SEPA’s characterisation report ‘Pressures and Impacts on Scotland’s Water Environment’ and the EHS report ‘Water Framework Directive Summary Report of the Characterisation and Impact Analyses Required by Article 5, Northern Ireland’ published in 2005 assessed the risk of water bodies failing to achieve good ecological status from diffuse pollution. This assessment was based on current surface water monitoring which is predominantly designed to assess the impacts on water bodies from point sources. The primary objective of this second phase of research was therefore to develop, implement and apply a basic-level screening tool for all potential diffuse pollutants for Scotland and Northern Ireland,. The screening tool was to be built upon simple models of pollutant pressures and loads delivered to the water bodies. The secondary objective was to identify those water bodies where additional monitoring or a more complex modelling approach needs to be taken, and to provide guidance on the modelling approach and tools required.

To achieve this, a national Environment Database was first constructed, containing environmental and agricultural statistical data summarised to 1km 2 grid cells suitable for visualisation and querying in a Geographic Information System. The database collates information on specific properties (e.g. land use, agricultural livestock numbers and population counts) controlling pollutant inputs and intrinsic environment properties (e.g. topography, soil physical properties and climate statistics) controlling risk of pollutant mobilisation and delivery. The database covers a land area of 78,770km 2 for Scotland and 14,140km 2 for Northern Ireland, and includes a modelled monthly water balance and index of landscape connectivity. The final database, including summaries of model results, contains more than 80 tables and 1,000 items of data for each 1km 2 cell.

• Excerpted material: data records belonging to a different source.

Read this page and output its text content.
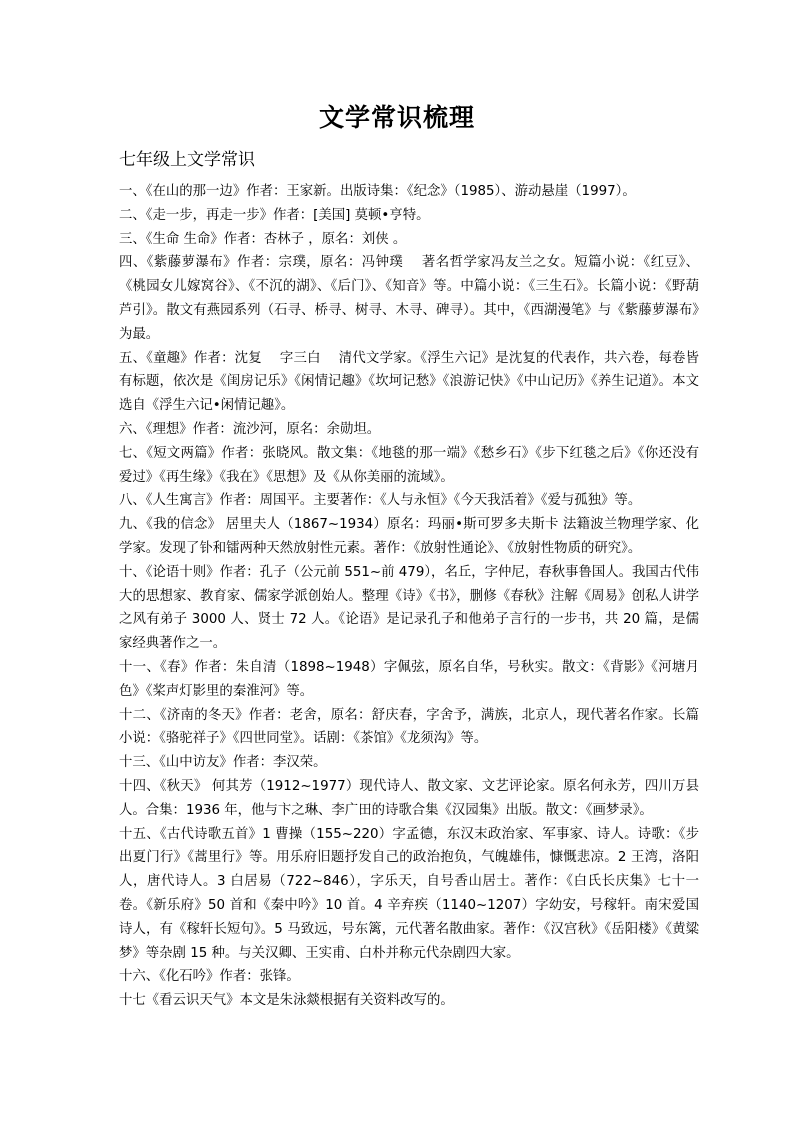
文学常识梳理
七年级上文学常识

一、《在山的那一边》作者：王家新。出版诗集：《纪念》（1985）、游动悬崖（1997）。

二、《走一步，再走一步》作者：[美国] 莫顿•亨特。

三、《生命 生命》作者：杏林子 ，原名：刘侠 。

四、《紫藤萝瀑布》作者：宗璞，原名：冯钟璞　 著名哲学家冯友兰之女。短篇小说：《红豆》、《桃园女儿嫁窝谷》、《不沉的湖》、《后门》、《知音》等。中篇小说：《三生石》。长篇小说：《野葫芦引》。散文有燕园系列（石寻、桥寻、树寻、木寻、碑寻）。其中，《西湖漫笔》与《紫藤萝瀑布》为最。

五、《童趣》作者：沈复　 字三白　 清代文学家。《浮生六记》是沈复的代表作，共六卷，每卷皆有标题，依次是《闺房记乐》《闲情记趣》《坎坷记愁》《浪游记快》《中山记历》《养生记道》。本文选自《浮生六记•闲情记趣》。

六、《理想》作者：流沙河，原名：余勋坦。

七、《短文两篇》作者：张晓风。散文集：《地毯的那一端》《愁乡石》《步下红毯之后》《你还没有爱过》《再生缘》《我在》《思想》及《从你美丽的流域》。

八、《人生寓言》作者：周国平。主要著作：《人与永恒》《今天我活着》《爱与孤独》等。

九、《我的信念》 居里夫人（1867~1934）原名：玛丽•斯可罗多夫斯卡 法籍波兰物理学家、化学家。发现了钋和镭两种天然放射性元素。著作：《放射性通论》、《放射性物质的研究》。

十、《论语十则》作者：孔子（公元前 551~前 479），名丘，字仲尼，春秋事鲁国人。我国古代伟大的思想家、教育家、儒家学派创始人。整理《诗》《书》，删修《春秋》注解《周易》创私人讲学之风有弟子 3000 人、贤士 72 人。《论语》是记录孔子和他弟子言行的一步书，共 20 篇，是儒家经典著作之一。

十一、《春》作者：朱自清（1898~1948）字佩弦，原名自华，号秋实。散文：《背影》《河塘月色》《桨声灯影里的秦淮河》等。

十二、《济南的冬天》作者：老舍，原名：舒庆春，字舍予，满族，北京人，现代著名作家。长篇小说：《骆驼祥子》《四世同堂》。话剧：《茶馆》《龙须沟》等。

十三、《山中访友》作者：李汉荣。

十四、《秋天》 何其芳（1912~1977）现代诗人、散文家、文艺评论家。原名何永芳，四川万县人。合集：1936 年，他与卞之琳、李广田的诗歌合集《汉园集》出版。散文：《画梦录》。

十五、《古代诗歌五首》1 曹操（155~220）字孟德，东汉末政治家、军事家、诗人。诗歌：《步出夏门行》《蒿里行》等。用乐府旧题抒发自己的政治抱负，气魄雄伟，慷慨悲凉。2 王湾，洛阳人，唐代诗人。3 白居易（722~846），字乐天，自号香山居士。著作：《白氏长庆集》七十一卷。《新乐府》50 首和《秦中吟》10 首。4 辛弃疾（1140~1207）字幼安，号稼轩。南宋爱国诗人，有《稼轩长短句》。5 马致远，号东篱，元代著名散曲家。著作：《汉宫秋》《岳阳楼》《黄粱梦》等杂剧 15 种。与关汉卿、王实甫、白朴并称元代杂剧四大家。

十六、《化石吟》作者：张锋。

十七《看云识天气》本文是朱泳燚根据有关资料改写的。
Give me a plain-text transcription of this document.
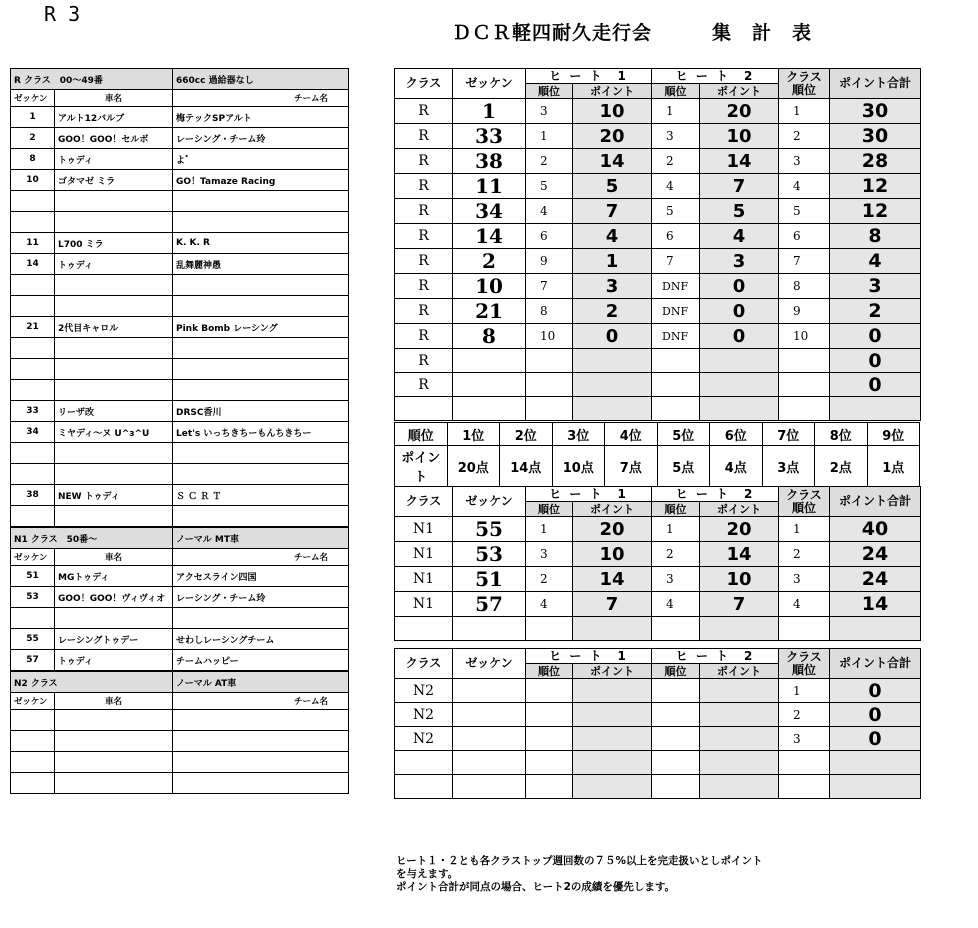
R 3
ＤＣＲ軽四耐久走行会　　　集　計　表
R クラス　00～49番		660cc 過給器なし
ゼッケン	車名	チーム名
1	アルト12バルブ	梅テックSPアルト
2	GOO！GOO！セルボ	レーシング・チーム玲
8	トゥディ	よ゛
10	ゴタマゼ ミラ	GO！Tamaze Racing

11	L700 ミラ	K. K. R
14	トゥディ	乱舞麗神愚

21	2代目キャロル	Pink Bomb レーシング

33	リーザ改	DRSC香川
34	ミヤディ～ヌ U^з^U	Let's いっちきちーもんちきちー

38	NEW トゥディ	Ｓ Ｃ Ｒ Ｔ

N1 クラス　50番～		ノーマル MT車
ゼッケン	車名	チーム名
51	MGトゥディ	アクセスライン四国
53	GOO！GOO！ヴィヴィオ	レーシング・チーム玲

55	レーシングトゥデー	せわしレーシングチーム
57	トゥディ	チームハッピー
N2 クラス		ノーマル AT車
ゼッケン	車名	チーム名

クラス	ゼッケン	ヒ ー ト　1		ヒ ー ト　2		クラス 順位	ポイント合計
		順位	ポイント	順位	ポイント		
R	1	3	10	1	20	1	30
R	33	1	20	3	10	2	30
R	38	2	14	2	14	3	28
R	11	5	5	4	7	4	12
R	34	4	7	5	5	5	12
R	14	6	4	6	4	6	8
R	2	9	1	7	3	7	4
R	10	7	3	DNF	0	8	3
R	21	8	2	DNF	0	9	2
R	8	10	0	DNF	0	10	0
R							0
R							0

順位	1位	2位	3位	4位	5位	6位	7位	8位	9位
ポイント	20点	14点	10点	7点	5点	4点	3点	2点	1点
クラス	ゼッケン	ヒ ー ト　1		ヒ ー ト　2		クラス 順位	ポイント合計
		順位	ポイント	順位	ポイント		
N1	55	1	20	1	20	1	40
N1	53	3	10	2	14	2	24
N1	51	2	14	3	10	3	24
N1	57	4	7	4	7	4	14

クラス	ゼッケン	ヒ ー ト　1		ヒ ー ト　2		クラス 順位	ポイント合計
		順位	ポイント	順位	ポイント		
N2						1	0
N2						2	0
N2						3	0

ヒート１・２とも各クラストップ週回数の７５%以上を完走扱いとしポイント
を与えます。
ポイント合計が同点の場合、ヒート2の成績を優先します。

Modelling methodologies to calculate pollutant pressures and loads delivered to surface water bodies and to the base of the soil profile were developed for a) nutrient nitrate and phosphorus; b) heavy metals; c) acidification risk; d) suspended sediment; e) biochemical oxygen demand; f) priority substances and pesticides and g) faecal indicator organisms. The methodologies were developed to work with environmental and agricultural data that were available for the whole of Scotland and Northern Ireland. The methodologies were generally based upon existing indicators of relative pollution risk that are appropriate for application at the regional and national scale, rather than detailed mechanistic modelling. The models also developed approaches that had previously been applied for policy work in the UK, including elements of the NIRAMS (Nitrogen Risk Assessment Model for Scotland) model of nitrate leaching and the Event Mean Concentration (EMC) model of pollutants in urban runoff, or are being developed for this purpose, such as the PSYCHIC model (Phosphorus and Sediment Yield Characterisation in Catchments).

The models and Environment Database were linked to calculate pollutant pressures and loads for each 1km 2 cell across each country. Taken together, the models provided estimates of the diffuse pollutant loads derived from a) agricultural land; b) forestry; c) paved urban areas; d) road infrastructure; e) and septic tank diffuse sources. Additionally, estimates of the pollutant load from point sewage treatment discharges were made by use of per capita export coefficients. Summary statistics were calculated and stored in the national Environment Database, giving data on the proportion of the total pollutant load derived from each diffuse source. The calculated pollutant pressures were summed for the catchments of the river, coastal and lake water bodies defined by SEPA and EHS for reporting under the WFD.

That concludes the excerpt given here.